Master Tonic – Fire Cider
Master Tonic / Fire Cider Ingredients
1 part fresh chopped garlic cloves (antibacterial, anti-fungal, antiviral, anti-parasitical)
1 part fresh chopped onions (white if possible – similar properties to garlic)
1 part fresh grated ginger root (increases circulation to the extremities)
1 part fresh grated horseradish root (increases blood flow to the head)
1 part fresh chopped Habañero peppers (alternatively, you can use cayenne pepper to taste – it’s very therapeutic and you will be able to control the heat better this way)
Raw Organic Apple Cider Vinegar
Large Canning Jar
What I do is buy my horseradish root and weigh it using my kitchen scale. The weight of the horseradish root becomes the ‘part’. So if I have a root that weighs 4 ounces, then I add 4 ounces of everything else, too.
Then I grate the horseradish using a box grater – horseradish is pretty tough, this is going to take some time and it is going to clear your head of any congestion.
Peel and quarter the onion, peel the garlic, break up the ginger a little, cut the stems off the peppers and place everything into the food processor and pulse til everything is chopped, but not necessarily fully puréed.
Remove the chopped ingredients to the canning jar. Ideally, your ingredients should fill the jar approximately 3/4, then you would fill the jar with Raw Organic Apple Cider Vinegar, leaving about 1 inch head space. This isn’t a perfect world, though, so if your jar is very large and your ingredients only fill it to about half way, when you add the ACV, fill to 2-3 inches above where your ingredients were (mark it with tape or your finger before adding the ACV). You can fill the jar completely with the ACV, and it will still make a strong batch, but you’ll need to let it sit longer – 6 to 8 weeks.

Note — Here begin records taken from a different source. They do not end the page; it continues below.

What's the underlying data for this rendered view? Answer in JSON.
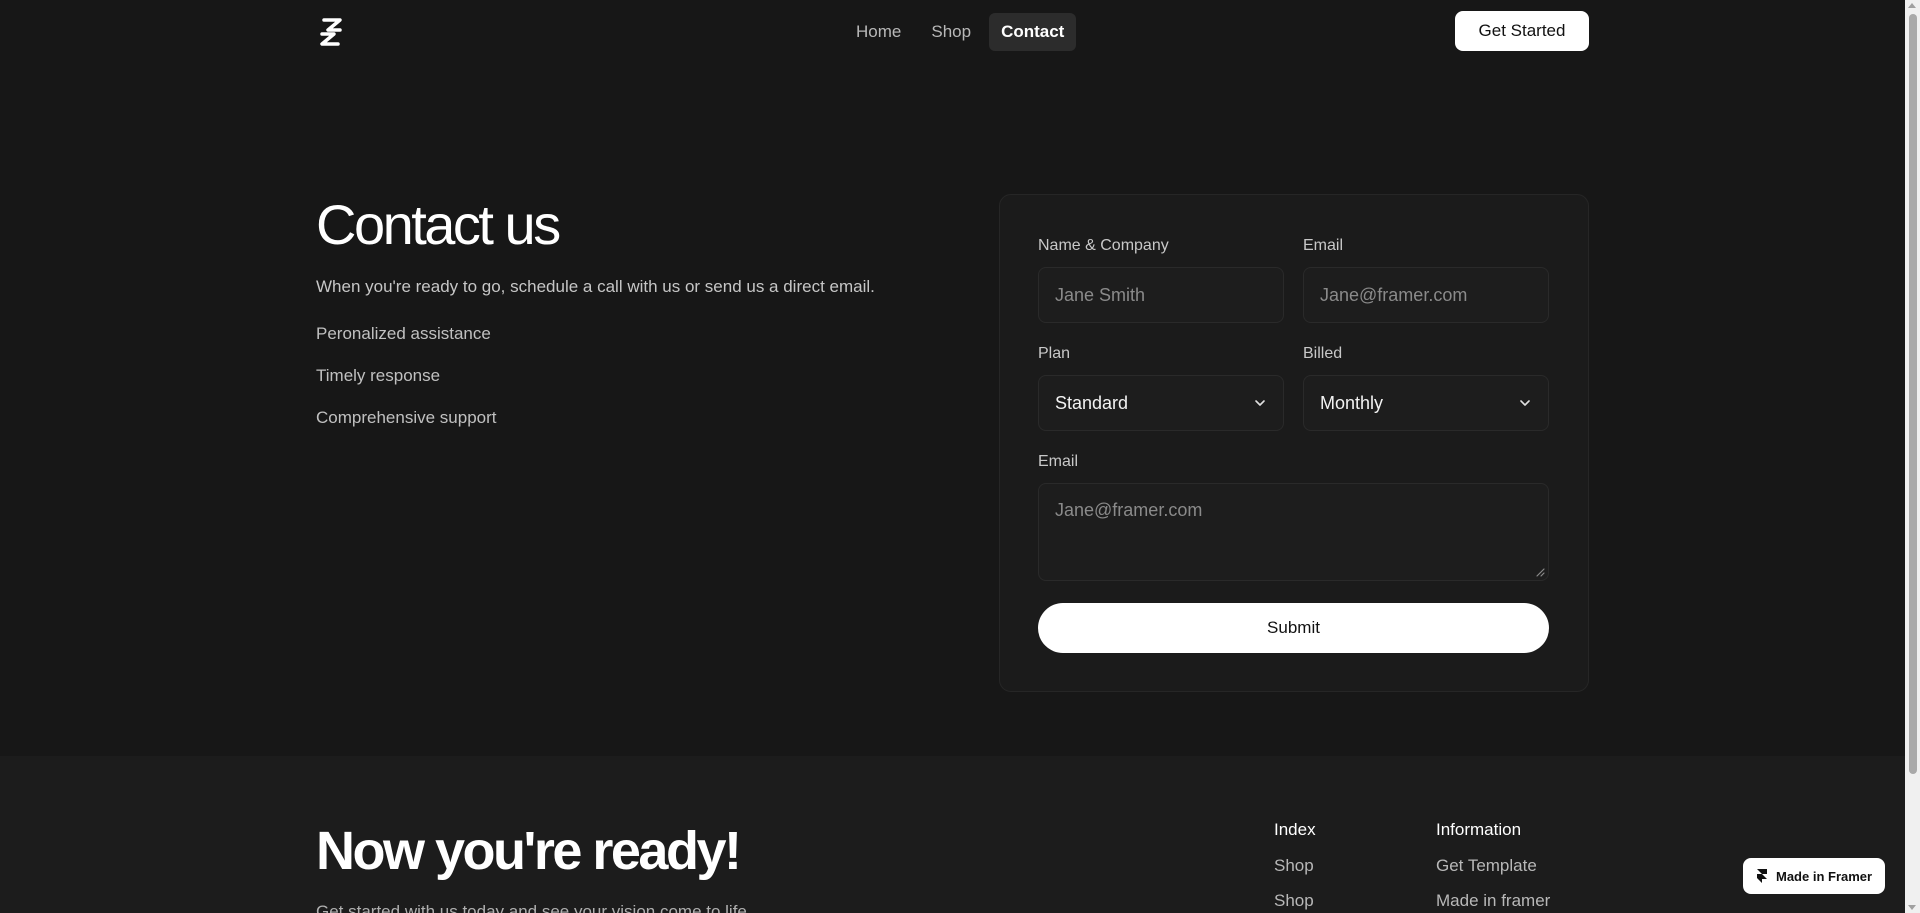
{
  "header": {
    "logo_icon": "s-logo-icon",
    "nav": [
      "Home",
      "Shop",
      "Contact"
    ],
    "active_nav": "Contact",
    "cta": "Get Started"
  },
  "hero": {
    "title": "Contact us",
    "subtitle": "When you're ready to go, schedule a call with us or send us a direct email.",
    "features": [
      "Peronalized assistance",
      "Timely response",
      "Comprehensive support"
    ]
  },
  "form": {
    "name_label": "Name & Company",
    "name_placeholder": "Jane Smith",
    "email_label": "Email",
    "email_placeholder": "Jane@framer.com",
    "plan_label": "Plan",
    "plan_value": "Standard",
    "billed_label": "Billed",
    "billed_value": "Monthly",
    "message_label": "Email",
    "message_placeholder": "Jane@framer.com",
    "submit": "Submit"
  },
  "footer": {
    "title": "Now you're ready!",
    "subtitle": "Get started with us today and see your vision come to life.",
    "columns": [
      {
        "heading": "Index",
        "links": [
          "Shop",
          "Shop"
        ]
      },
      {
        "heading": "Information",
        "links": [
          "Get Template",
          "Made in framer"
        ]
      }
    ]
  },
  "badge": {
    "label": "Made in Framer",
    "icon": "framer-icon"
  },
  "colors": {
    "background": "#171717",
    "card": "#1b1b1b",
    "accent": "#ffffff"
  }
}
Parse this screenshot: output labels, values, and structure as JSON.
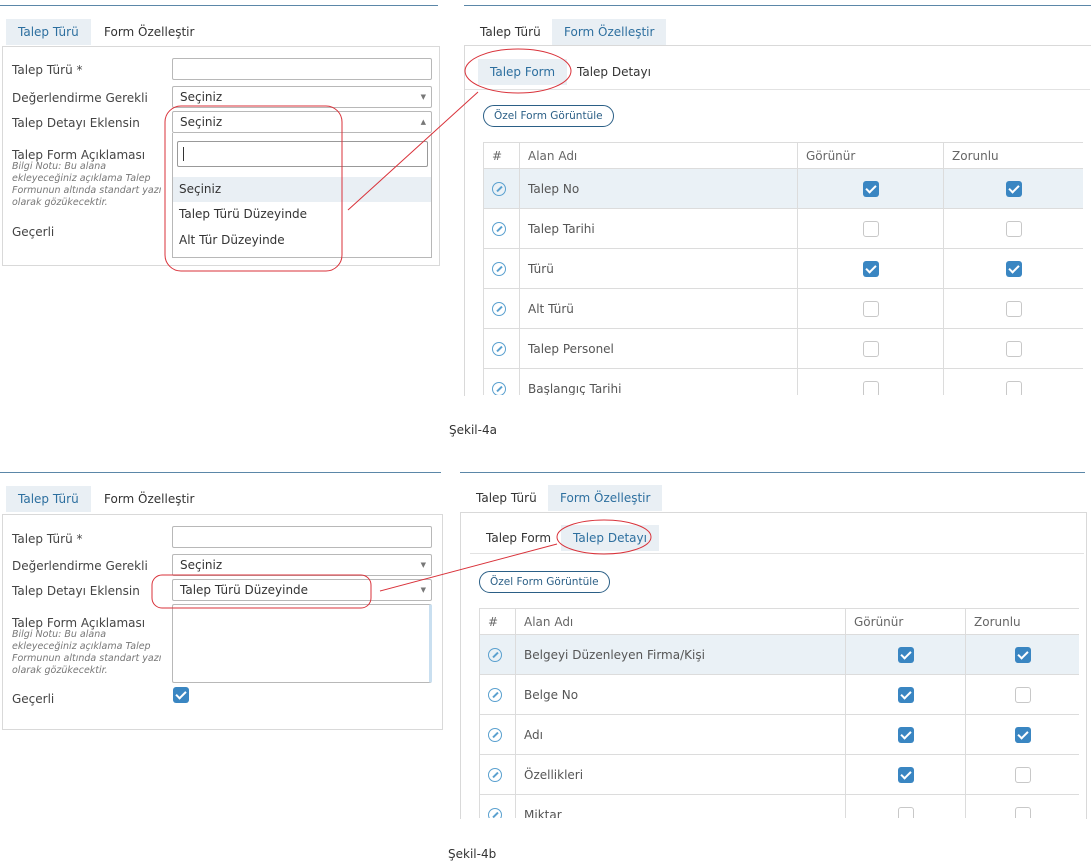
{
  "fig_a": {
    "left": {
      "tabs": [
        "Talep Türü",
        "Form Özelleştir"
      ],
      "labels": {
        "talep_turu": "Talep Türü *",
        "degerlendirme": "Değerlendirme Gerekli",
        "detay_eklensin": "Talep Detayı Eklensin",
        "aciklama": "Talep Form Açıklaması",
        "note": "Bilgi Notu: Bu alana ekleyeceğiniz açıklama Talep Formunun altında standart yazı olarak gözükecektir.",
        "gecerli": "Geçerli"
      },
      "degerlendirme_value": "Seçiniz",
      "detay_value": "Seçiniz",
      "dropdown_options": [
        "Seçiniz",
        "Talep Türü Düzeyinde",
        "Alt Tür Düzeyinde"
      ]
    },
    "right": {
      "tabs": [
        "Talep Türü",
        "Form Özelleştir"
      ],
      "subtabs": [
        "Talep Form",
        "Talep Detayı"
      ],
      "view_button": "Özel Form Görüntüle",
      "headers": [
        "#",
        "Alan Adı",
        "Görünür",
        "Zorunlu"
      ],
      "rows": [
        {
          "name": "Talep No",
          "gorunur": true,
          "zorunlu": true
        },
        {
          "name": "Talep Tarihi",
          "gorunur": false,
          "zorunlu": false
        },
        {
          "name": "Türü",
          "gorunur": true,
          "zorunlu": true
        },
        {
          "name": "Alt Türü",
          "gorunur": false,
          "zorunlu": false
        },
        {
          "name": "Talep Personel",
          "gorunur": false,
          "zorunlu": false
        },
        {
          "name": "Başlangıç Tarihi",
          "gorunur": false,
          "zorunlu": false
        }
      ]
    },
    "caption": "Şekil-4a"
  },
  "fig_b": {
    "left": {
      "tabs": [
        "Talep Türü",
        "Form Özelleştir"
      ],
      "labels": {
        "talep_turu": "Talep Türü *",
        "degerlendirme": "Değerlendirme Gerekli",
        "detay_eklensin": "Talep Detayı Eklensin",
        "aciklama": "Talep Form Açıklaması",
        "note": "Bilgi Notu: Bu alana ekleyeceğiniz açıklama Talep Formunun altında standart yazı olarak gözükecektir.",
        "gecerli": "Geçerli"
      },
      "degerlendirme_value": "Seçiniz",
      "detay_value": "Talep Türü Düzeyinde",
      "gecerli_checked": true
    },
    "right": {
      "tabs": [
        "Talep Türü",
        "Form Özelleştir"
      ],
      "subtabs": [
        "Talep Form",
        "Talep Detayı"
      ],
      "view_button": "Özel Form Görüntüle",
      "headers": [
        "#",
        "Alan Adı",
        "Görünür",
        "Zorunlu"
      ],
      "rows": [
        {
          "name": "Belgeyi Düzenleyen Firma/Kişi",
          "gorunur": true,
          "zorunlu": true
        },
        {
          "name": "Belge No",
          "gorunur": true,
          "zorunlu": false
        },
        {
          "name": "Adı",
          "gorunur": true,
          "zorunlu": true
        },
        {
          "name": "Özellikleri",
          "gorunur": true,
          "zorunlu": false
        },
        {
          "name": "Miktar",
          "gorunur": false,
          "zorunlu": false
        }
      ]
    },
    "caption": "Şekil-4b"
  },
  "colors": {
    "accent": "#2d6f9f",
    "check": "#3a86c2",
    "highlight_circle": "#d9323a"
  }
}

Let sit for 2-4 weeks (longer the better). They say to shake it every day, but I am lucky to get to shake mine once a week sometimes. Strain. Jar. Keep out of sunlight. This will keep indefinitely once strained. You may add honey right to your jar after straining or to each dose as it’s taken.
Dosage: Depends on how heat-tolerant one is. Some start with a teaspoon and work up. Others are able to take an ounce at a time. I take it til my nose starts running. Sometimes that is just one ounce, other times, it’s a couple of shots (I use the measuring shot glasses) – no I don’t ‘shoot’ it…
With the vegetable matter that is strained out – some people save that and use it in marinades, others dehydrate it and make seasoning powder. Dried, then pulverized with really good sea salt makes a very tasty seasoning.
Sometimes it gets offered to the compost. This is up to you!